Cap (AFP) - Le petit homme dans sa robe violette d'archevêque a une aura et un rire qui ont passé les frontières de l'Afrique du Sud. Desmond Tutu, héros de la lutte contre l'apartheid et prix Nobel de la paix, fête jeudi ses 90 ans au Cap.
Avec sa femme Leah Tutu, le premier archevêque anglican noir du pays doit assister à un service à la cathédrale St George, où il a longtemps prêché.
Une conférence en ligne avec le Dalaï Lama, l'ancienne présidente de l'Irlande Mary Robinson, la militante des droits de l'Homme Graça Machel et l'ex médiatrice sud-africaine Thuli Madonsela qui a dénoncé la corruption d'Etat, est aussi organisée par sa fondation.
Soulignant son "honnêteté, intégrité, intrépidité", le président sud-africain Cyril Ramaphosa a présenté ses voeux dans un communiqué: "Pendant près de trois décennies, vous avez été une voix de la conscience, nous guidant et nous poussant à faire mieux pour notre peuple".
"Un déluge d'amour et de bons vœux de la part d'individus et d'organisations du monde entier s'est déversé sur Le Cap à l'approche du 90e anniversaire de l'archevêque Desmond Tutu", a remercié dans un communiqué le Tutu Trust.
- "Arc-en-ciel" -
Voix des Sud-Africains noirs en lutte contre le régime raciste blanc chassé par la démocratie il y a près de 30 ans, Desmond Tutu s'est peu exprimé publiquement ces dernières années. Le vieil homme souffre d'un cancer de la prostate depuis plus de vingt ans, il avait été hospitalisé en 2019 pour une infection.

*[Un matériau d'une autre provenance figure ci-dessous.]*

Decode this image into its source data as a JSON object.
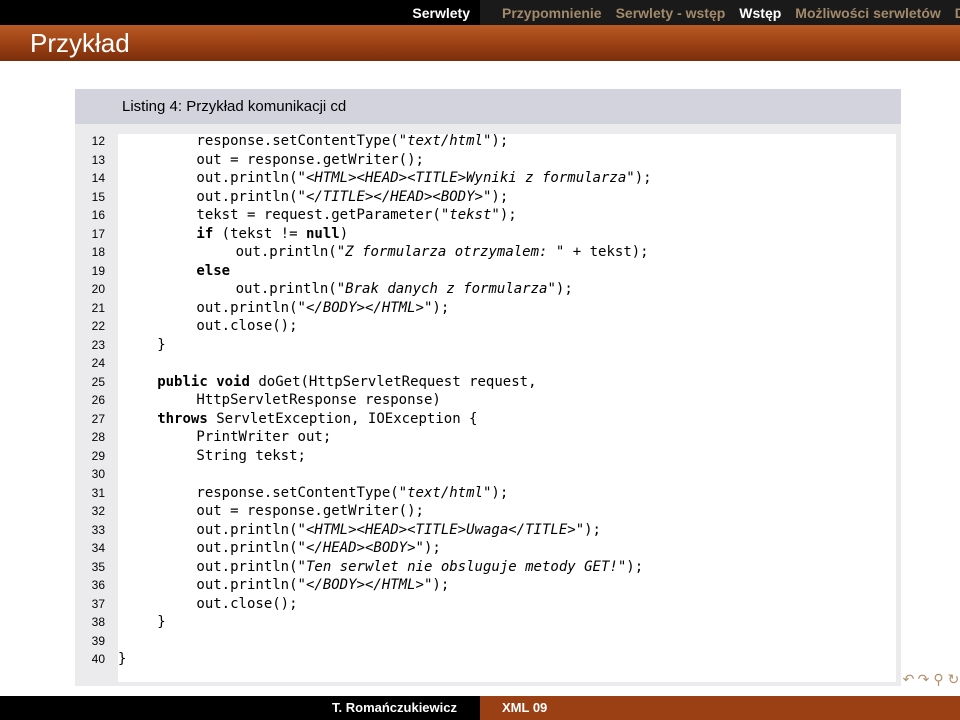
{
  "header": {
    "section": "Serwlety",
    "subsections": [
      {
        "label": "Przypomnienie",
        "active": false
      },
      {
        "label": "Serwlety - wstęp",
        "active": false
      },
      {
        "label": "Wstęp",
        "active": true
      },
      {
        "label": "Możliwości serwletów",
        "active": false
      },
      {
        "label": "Dzielen",
        "active": false
      }
    ]
  },
  "frame": {
    "title": "Przykład"
  },
  "listing": {
    "caption": "Listing 4: Przykład komunikacji cd",
    "lines": [
      {
        "num": "12",
        "indent": 8,
        "tokens": [
          {
            "t": "response.setContentType(\""
          },
          {
            "t": "text/html",
            "s": "str"
          },
          {
            "t": "\");"
          }
        ]
      },
      {
        "num": "13",
        "indent": 8,
        "tokens": [
          {
            "t": "out = response.getWriter();"
          }
        ]
      },
      {
        "num": "14",
        "indent": 8,
        "tokens": [
          {
            "t": "out.println(\""
          },
          {
            "t": "<HTML><HEAD><TITLE>Wyniki z formularza",
            "s": "str"
          },
          {
            "t": "\");"
          }
        ]
      },
      {
        "num": "15",
        "indent": 8,
        "tokens": [
          {
            "t": "out.println(\""
          },
          {
            "t": "</TITLE></HEAD><BODY>",
            "s": "str"
          },
          {
            "t": "\");"
          }
        ]
      },
      {
        "num": "16",
        "indent": 8,
        "tokens": [
          {
            "t": "tekst = request.getParameter(\""
          },
          {
            "t": "tekst",
            "s": "str"
          },
          {
            "t": "\");"
          }
        ]
      },
      {
        "num": "17",
        "indent": 8,
        "tokens": [
          {
            "t": "if",
            "s": "kw"
          },
          {
            "t": " (tekst != "
          },
          {
            "t": "null",
            "s": "kw"
          },
          {
            "t": ")"
          }
        ]
      },
      {
        "num": "18",
        "indent": 12,
        "tokens": [
          {
            "t": "out.println(\""
          },
          {
            "t": "Z formularza otrzymalem: ",
            "s": "str"
          },
          {
            "t": "\" + tekst);"
          }
        ]
      },
      {
        "num": "19",
        "indent": 8,
        "tokens": [
          {
            "t": "else",
            "s": "kw"
          }
        ]
      },
      {
        "num": "20",
        "indent": 12,
        "tokens": [
          {
            "t": "out.println(\""
          },
          {
            "t": "Brak danych z formularza",
            "s": "str"
          },
          {
            "t": "\");"
          }
        ]
      },
      {
        "num": "21",
        "indent": 8,
        "tokens": [
          {
            "t": "out.println(\""
          },
          {
            "t": "</BODY></HTML>",
            "s": "str"
          },
          {
            "t": "\");"
          }
        ]
      },
      {
        "num": "22",
        "indent": 8,
        "tokens": [
          {
            "t": "out.close();"
          }
        ]
      },
      {
        "num": "23",
        "indent": 4,
        "tokens": [
          {
            "t": "}"
          }
        ]
      },
      {
        "num": "24",
        "indent": 0,
        "tokens": []
      },
      {
        "num": "25",
        "indent": 4,
        "tokens": [
          {
            "t": "public",
            "s": "kw"
          },
          {
            "t": " "
          },
          {
            "t": "void",
            "s": "kw"
          },
          {
            "t": " doGet(HttpServletRequest request,"
          }
        ]
      },
      {
        "num": "26",
        "indent": 8,
        "tokens": [
          {
            "t": "HttpServletResponse response)"
          }
        ]
      },
      {
        "num": "27",
        "indent": 4,
        "tokens": [
          {
            "t": "throws",
            "s": "kw"
          },
          {
            "t": " ServletException, IOException {"
          }
        ]
      },
      {
        "num": "28",
        "indent": 8,
        "tokens": [
          {
            "t": "PrintWriter out;"
          }
        ]
      },
      {
        "num": "29",
        "indent": 8,
        "tokens": [
          {
            "t": "String tekst;"
          }
        ]
      },
      {
        "num": "30",
        "indent": 0,
        "tokens": []
      },
      {
        "num": "31",
        "indent": 8,
        "tokens": [
          {
            "t": "response.setContentType(\""
          },
          {
            "t": "text/html",
            "s": "str"
          },
          {
            "t": "\");"
          }
        ]
      },
      {
        "num": "32",
        "indent": 8,
        "tokens": [
          {
            "t": "out = response.getWriter();"
          }
        ]
      },
      {
        "num": "33",
        "indent": 8,
        "tokens": [
          {
            "t": "out.println(\""
          },
          {
            "t": "<HTML><HEAD><TITLE>Uwaga</TITLE>",
            "s": "str"
          },
          {
            "t": "\");"
          }
        ]
      },
      {
        "num": "34",
        "indent": 8,
        "tokens": [
          {
            "t": "out.println(\""
          },
          {
            "t": "</HEAD><BODY>",
            "s": "str"
          },
          {
            "t": "\");"
          }
        ]
      },
      {
        "num": "35",
        "indent": 8,
        "tokens": [
          {
            "t": "out.println(\""
          },
          {
            "t": "Ten serwlet nie obsluguje metody GET!",
            "s": "str"
          },
          {
            "t": "\");"
          }
        ]
      },
      {
        "num": "36",
        "indent": 8,
        "tokens": [
          {
            "t": "out.println(\""
          },
          {
            "t": "</BODY></HTML>",
            "s": "str"
          },
          {
            "t": "\");"
          }
        ]
      },
      {
        "num": "37",
        "indent": 8,
        "tokens": [
          {
            "t": "out.close();"
          }
        ]
      },
      {
        "num": "38",
        "indent": 4,
        "tokens": [
          {
            "t": "}"
          }
        ]
      },
      {
        "num": "39",
        "indent": 0,
        "tokens": []
      },
      {
        "num": "40",
        "indent": 0,
        "tokens": [
          {
            "t": "}"
          }
        ]
      }
    ]
  },
  "nav_icons": [
    {
      "name": "nav-prev-icon",
      "glyph": "↶"
    },
    {
      "name": "nav-next-icon",
      "glyph": "↷"
    },
    {
      "name": "nav-search-icon",
      "glyph": "⚲"
    },
    {
      "name": "nav-loop-icon",
      "glyph": "↻"
    }
  ],
  "footer": {
    "author": "T. Romańczukiewicz",
    "course": "XML 09"
  }
}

Retraité depuis 2010, sa dernière apparition publique date de mai lors de sa vaccination contre le Covid. En chaise roulante, il a souri et salué de loin, sans s'adresser aux journalistes.
Infatigable défenseur des droits humains et proche de l'icône Nelson Mandela, premier président noir d'Afrique du Sud, il a reçu un Nobel en 1984 pour son engagement contre l'apartheid aboli en 1994.
L'influence de Tutu au sein des institutions anglicanes l'a mené vers une démarche de réconciliation. Il a baptisé son pays la "nation arc-en-ciel", intimement convaincu que l'expérience sud-africaine pouvait aider le reste du monde à comprendre comment surmonter les conflits.
Mais son obsession du pardon est dénoncée par une nouvelle génération de Sud-Africains. Pour eux, la population noire a fait trop de concessions dans la transition vers la démocratie et n'a pas suffisamment réclamé de comptes.
Mais chacun reconnaît à Tutu d'avoir continué à dénoncer défaillances et injustices: il s'est attaqué à l'homophobie, a défié Mandela sur la générosité du salaire de ses ministres et vivement critiqué la corruption endémique sous la présidence de Jacob Zuma.